We’ve spent four years bedeviled by a gold-worshipping misanthrope (who, unlike Ebenezer Scrooge, will never mend his ways)—who wants more? Well, it’s the holidays, and curling up with some version of A Christmas Carol may be a tradition in your house. Do you binge the classic versions—Magoo, Muppets, Albert Finney—or look for something new? If the latter, I must recommend Jefferson Mays’ virtuosic and surprisingly emotional one-man show, captured on video and digitally enhanced for quarantine audiences.
Produced in 2018 at L.A.’s Geffen Playhouse, this blend of chameleonic craft and scenic dazzle was directed by Michael Arden and designed by Dane Laffrey, and proudly wears its stage origins in present form. At the top, curtains part to reveal a casket (Jacob Marley’s, naturally) and, 90 minutes later, close on a cemetery in winter. In between it’s a miraculous pageant of possession and ventriloquy, one actor embodying all the sights, sounds, smells and mystery of Dickens’s timeless fable. If the bookending images insist on death, the author was urging readers to make the most of their lives by loving and helping the needy; you can’t take it with you. As American pandemic deaths creep toward 3,000 a day, we are keenly reminded that greed and selfishness breed tragedy.
Subscribe to Observer’s Arts Newsletter
Performing a necessarily abridged but faithful version of the book, Mays is magnificent. Effortlessly donning and doffing personae, he fleetly juggles narrator, Scrooge, ghosts, all the Cratchits, and dozens more, bringing whole feasts and parties to life with bustling color and details. Anyone who saw him on Broadway in I Am My Own Wife or A Gentleman’s Guide to Love and Murder already knew Mays to be a master purveyor of polymorphous perversity. Although American, he is a specialist in English caricature, all genders and classes: Cockney geezer, posh toff, prig, git, twit, nob, tosser, as well as decent, chipper chaps. He’s a walking explosion of Max Beerbohm sketches and British dialects.

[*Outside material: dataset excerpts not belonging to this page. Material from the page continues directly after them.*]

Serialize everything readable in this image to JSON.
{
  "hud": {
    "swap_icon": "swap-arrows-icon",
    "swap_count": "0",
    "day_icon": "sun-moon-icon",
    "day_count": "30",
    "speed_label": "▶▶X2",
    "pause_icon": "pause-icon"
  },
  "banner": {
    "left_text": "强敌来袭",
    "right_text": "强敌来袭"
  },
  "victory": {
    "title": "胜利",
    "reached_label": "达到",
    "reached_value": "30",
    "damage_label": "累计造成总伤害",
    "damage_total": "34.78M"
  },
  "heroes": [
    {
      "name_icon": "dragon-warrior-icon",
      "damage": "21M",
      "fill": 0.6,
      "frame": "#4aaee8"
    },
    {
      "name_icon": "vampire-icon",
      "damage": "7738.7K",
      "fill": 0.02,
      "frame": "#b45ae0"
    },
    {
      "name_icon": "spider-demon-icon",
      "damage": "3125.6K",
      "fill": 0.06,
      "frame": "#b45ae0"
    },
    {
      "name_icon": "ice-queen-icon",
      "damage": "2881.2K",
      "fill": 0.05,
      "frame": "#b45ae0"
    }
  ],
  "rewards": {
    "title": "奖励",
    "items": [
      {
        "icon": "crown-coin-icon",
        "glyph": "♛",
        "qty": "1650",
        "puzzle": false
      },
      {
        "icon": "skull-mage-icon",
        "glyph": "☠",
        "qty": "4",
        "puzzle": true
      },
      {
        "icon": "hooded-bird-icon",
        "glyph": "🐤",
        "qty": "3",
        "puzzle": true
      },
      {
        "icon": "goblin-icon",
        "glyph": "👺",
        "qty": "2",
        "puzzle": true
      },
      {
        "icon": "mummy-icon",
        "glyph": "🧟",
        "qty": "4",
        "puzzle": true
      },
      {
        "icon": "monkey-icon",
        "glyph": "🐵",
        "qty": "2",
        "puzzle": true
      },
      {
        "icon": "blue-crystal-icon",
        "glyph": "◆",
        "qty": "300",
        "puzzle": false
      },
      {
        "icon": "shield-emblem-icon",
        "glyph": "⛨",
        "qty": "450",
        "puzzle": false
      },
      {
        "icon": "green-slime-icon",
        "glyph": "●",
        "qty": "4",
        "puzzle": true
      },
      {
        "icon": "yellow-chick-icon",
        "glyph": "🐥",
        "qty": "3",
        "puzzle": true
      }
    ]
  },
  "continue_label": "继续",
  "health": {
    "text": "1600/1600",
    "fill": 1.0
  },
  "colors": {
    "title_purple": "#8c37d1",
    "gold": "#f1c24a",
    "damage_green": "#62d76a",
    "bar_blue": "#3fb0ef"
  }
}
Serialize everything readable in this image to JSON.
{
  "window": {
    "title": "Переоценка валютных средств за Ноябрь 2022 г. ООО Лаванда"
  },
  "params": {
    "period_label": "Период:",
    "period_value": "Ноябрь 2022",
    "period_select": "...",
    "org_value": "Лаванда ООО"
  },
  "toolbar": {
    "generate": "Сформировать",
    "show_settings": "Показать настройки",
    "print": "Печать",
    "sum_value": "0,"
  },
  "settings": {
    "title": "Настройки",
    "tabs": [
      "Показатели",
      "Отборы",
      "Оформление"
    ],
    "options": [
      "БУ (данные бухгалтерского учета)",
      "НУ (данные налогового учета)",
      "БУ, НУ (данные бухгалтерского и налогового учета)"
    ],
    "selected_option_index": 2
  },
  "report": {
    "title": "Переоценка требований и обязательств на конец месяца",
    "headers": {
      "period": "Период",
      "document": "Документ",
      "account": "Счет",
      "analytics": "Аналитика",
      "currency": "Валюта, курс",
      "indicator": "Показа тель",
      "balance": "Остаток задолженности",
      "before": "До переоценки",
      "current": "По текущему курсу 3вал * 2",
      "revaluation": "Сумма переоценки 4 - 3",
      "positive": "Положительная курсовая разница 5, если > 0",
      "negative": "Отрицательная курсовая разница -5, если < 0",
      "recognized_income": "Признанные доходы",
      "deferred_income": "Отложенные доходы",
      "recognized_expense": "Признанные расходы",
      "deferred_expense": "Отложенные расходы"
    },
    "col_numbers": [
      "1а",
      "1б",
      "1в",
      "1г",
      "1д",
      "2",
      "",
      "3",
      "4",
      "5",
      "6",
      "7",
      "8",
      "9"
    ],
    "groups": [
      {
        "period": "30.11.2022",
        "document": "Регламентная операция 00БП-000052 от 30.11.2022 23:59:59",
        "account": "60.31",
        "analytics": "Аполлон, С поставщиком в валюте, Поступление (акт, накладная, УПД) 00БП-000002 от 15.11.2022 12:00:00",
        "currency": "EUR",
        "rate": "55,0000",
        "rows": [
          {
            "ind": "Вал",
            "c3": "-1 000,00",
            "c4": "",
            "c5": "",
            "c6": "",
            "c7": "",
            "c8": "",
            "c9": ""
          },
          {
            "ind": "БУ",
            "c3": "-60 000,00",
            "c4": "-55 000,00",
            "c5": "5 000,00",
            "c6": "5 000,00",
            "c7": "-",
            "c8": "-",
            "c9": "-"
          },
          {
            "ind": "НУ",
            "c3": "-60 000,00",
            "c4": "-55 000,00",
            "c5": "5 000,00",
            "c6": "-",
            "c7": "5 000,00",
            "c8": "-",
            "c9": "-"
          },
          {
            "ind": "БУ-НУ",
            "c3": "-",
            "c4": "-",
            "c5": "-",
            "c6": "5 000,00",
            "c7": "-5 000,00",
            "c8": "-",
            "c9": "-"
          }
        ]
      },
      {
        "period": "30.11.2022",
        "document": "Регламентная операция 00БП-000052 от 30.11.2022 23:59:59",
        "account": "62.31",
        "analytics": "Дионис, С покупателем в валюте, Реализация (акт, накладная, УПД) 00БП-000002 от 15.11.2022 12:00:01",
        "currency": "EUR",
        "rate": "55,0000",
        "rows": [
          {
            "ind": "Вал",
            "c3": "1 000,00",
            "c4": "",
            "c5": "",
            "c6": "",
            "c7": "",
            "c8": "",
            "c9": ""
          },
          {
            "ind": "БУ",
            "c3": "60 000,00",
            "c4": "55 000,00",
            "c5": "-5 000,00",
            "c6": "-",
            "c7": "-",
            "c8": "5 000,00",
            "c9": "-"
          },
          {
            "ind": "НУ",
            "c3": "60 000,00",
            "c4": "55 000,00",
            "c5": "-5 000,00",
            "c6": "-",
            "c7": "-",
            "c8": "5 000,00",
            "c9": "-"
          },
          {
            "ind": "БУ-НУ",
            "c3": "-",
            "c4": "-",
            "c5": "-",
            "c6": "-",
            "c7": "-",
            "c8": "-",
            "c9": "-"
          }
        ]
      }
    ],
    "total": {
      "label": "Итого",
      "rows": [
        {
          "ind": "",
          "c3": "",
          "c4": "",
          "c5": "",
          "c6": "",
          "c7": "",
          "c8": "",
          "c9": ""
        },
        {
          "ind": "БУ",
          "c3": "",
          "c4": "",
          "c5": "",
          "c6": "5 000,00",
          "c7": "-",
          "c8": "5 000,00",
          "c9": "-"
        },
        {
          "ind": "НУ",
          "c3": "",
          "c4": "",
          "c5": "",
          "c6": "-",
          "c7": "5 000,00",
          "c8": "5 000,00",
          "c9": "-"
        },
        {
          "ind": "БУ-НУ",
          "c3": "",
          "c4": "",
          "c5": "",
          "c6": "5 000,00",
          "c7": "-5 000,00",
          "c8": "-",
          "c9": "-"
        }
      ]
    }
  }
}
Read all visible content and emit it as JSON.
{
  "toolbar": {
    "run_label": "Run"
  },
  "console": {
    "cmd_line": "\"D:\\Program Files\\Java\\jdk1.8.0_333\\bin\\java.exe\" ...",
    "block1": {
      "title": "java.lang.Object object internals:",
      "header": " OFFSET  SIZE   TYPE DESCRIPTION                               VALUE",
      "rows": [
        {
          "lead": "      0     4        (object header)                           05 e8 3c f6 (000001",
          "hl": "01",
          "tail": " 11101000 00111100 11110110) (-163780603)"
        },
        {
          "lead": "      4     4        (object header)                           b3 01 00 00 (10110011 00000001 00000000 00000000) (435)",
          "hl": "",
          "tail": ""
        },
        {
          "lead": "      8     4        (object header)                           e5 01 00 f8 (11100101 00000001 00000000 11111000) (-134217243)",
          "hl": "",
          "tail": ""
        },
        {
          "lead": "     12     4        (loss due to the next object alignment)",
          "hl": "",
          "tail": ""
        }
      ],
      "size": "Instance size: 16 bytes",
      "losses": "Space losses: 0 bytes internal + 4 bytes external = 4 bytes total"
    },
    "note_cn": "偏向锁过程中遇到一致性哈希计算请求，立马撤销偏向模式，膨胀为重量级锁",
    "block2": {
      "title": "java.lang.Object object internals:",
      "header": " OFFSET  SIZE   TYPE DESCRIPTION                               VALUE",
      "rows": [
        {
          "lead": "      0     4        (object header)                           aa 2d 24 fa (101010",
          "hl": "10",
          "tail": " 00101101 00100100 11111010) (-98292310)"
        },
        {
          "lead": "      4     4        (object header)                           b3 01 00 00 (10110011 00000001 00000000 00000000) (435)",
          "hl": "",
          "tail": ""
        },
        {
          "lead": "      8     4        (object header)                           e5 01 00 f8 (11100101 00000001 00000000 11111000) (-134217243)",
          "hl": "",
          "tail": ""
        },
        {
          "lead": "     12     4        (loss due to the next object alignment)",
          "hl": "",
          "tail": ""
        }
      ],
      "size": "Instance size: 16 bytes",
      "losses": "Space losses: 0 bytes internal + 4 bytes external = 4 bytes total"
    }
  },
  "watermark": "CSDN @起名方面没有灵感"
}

Since the central performance is so warm and dynamic, it’s almost gravy that the visuals are so engaging. In the opening scenes—the miserable Scrooge in his mausoleum of an office and then making his way home to a lonely apartment—the stage is swaddled in shadows and gloom, relieved only by a candle here or there (outstanding mood setting by lighting designer Ben Stanton). But with the grisly, sickly blue arrival of Marley and the three spirits who guide Scrooge through past, present, and future, the space blazes with brilliant color, set pieces, and video. The giddy Christmas party at Fezziwig’s is augmented by projections of dancers (designed by Lucy Mackinnon); when the Ghost of Christmas Present parts his cloak to reveal the twin urchins Ignorance and Want, their digital avatars caper grotesquely on a scrim. The cinematography (by Maceo Bishop) and CGI garnish are never intrusive, never competing with Mays as the engine of the narrative.

That iconic plot and dialogue have been recycled so many times, you may think nothing can surprise you in a new version. And yet, Mays (who adapted the book with Arden and Susan Lyons) finds fresh corners to inhabit and illuminate. Not many films of A Christmas Carol have given each member of the Cratchits’ humble household such personality and distinction, nor has the party thrown by Fred (Scrooge’s jolly nephew) seemed so festive and bright. Mays revels in the source material’s crowds and mobs and lists, he loves the promise of plenitude and too-muchness of Dickens, as when he enumerates (verbatim) this orgiastic inventory of dishes surrounding the Ghost of Christmas Present: “turkeys, geese, game, brawn, great joints of meat, sucking-pigs, long wreaths of sausages, mince-pies, plum-puddings, barrels of oysters, red-hot chestnuts, cherry-cheeked apples, juicy oranges, luscious pears, immense twelfth-cakes, and seething bowls of punch.” Mays contains multitudes, and he gives multitudinous pleasure.
We shall see if his generosity as an actor is matched by liberality among ticket buyers. The enterprise, budgeted at a reported $3.7 million, would have to sell 74,000 to make back its production cost. A percentage of the profits will go to a coalition of about 57 regional theaters who are promoting the event. Beneficiaries range all over, from Vermont Stage to Pittsburgh Public Theater to Geffen Playhouse. If each company can deliver an average of 2,000 or so audience members, profit may be had. For many, A Christmas Carol is a seasonal cash cow. I’ll be curious to see if this model works: manageable overhead, online distribution, big niche market. I hate to sound like a cold hearted capitalist, but the theater can afford to be a little Scroogey when it comes to survival.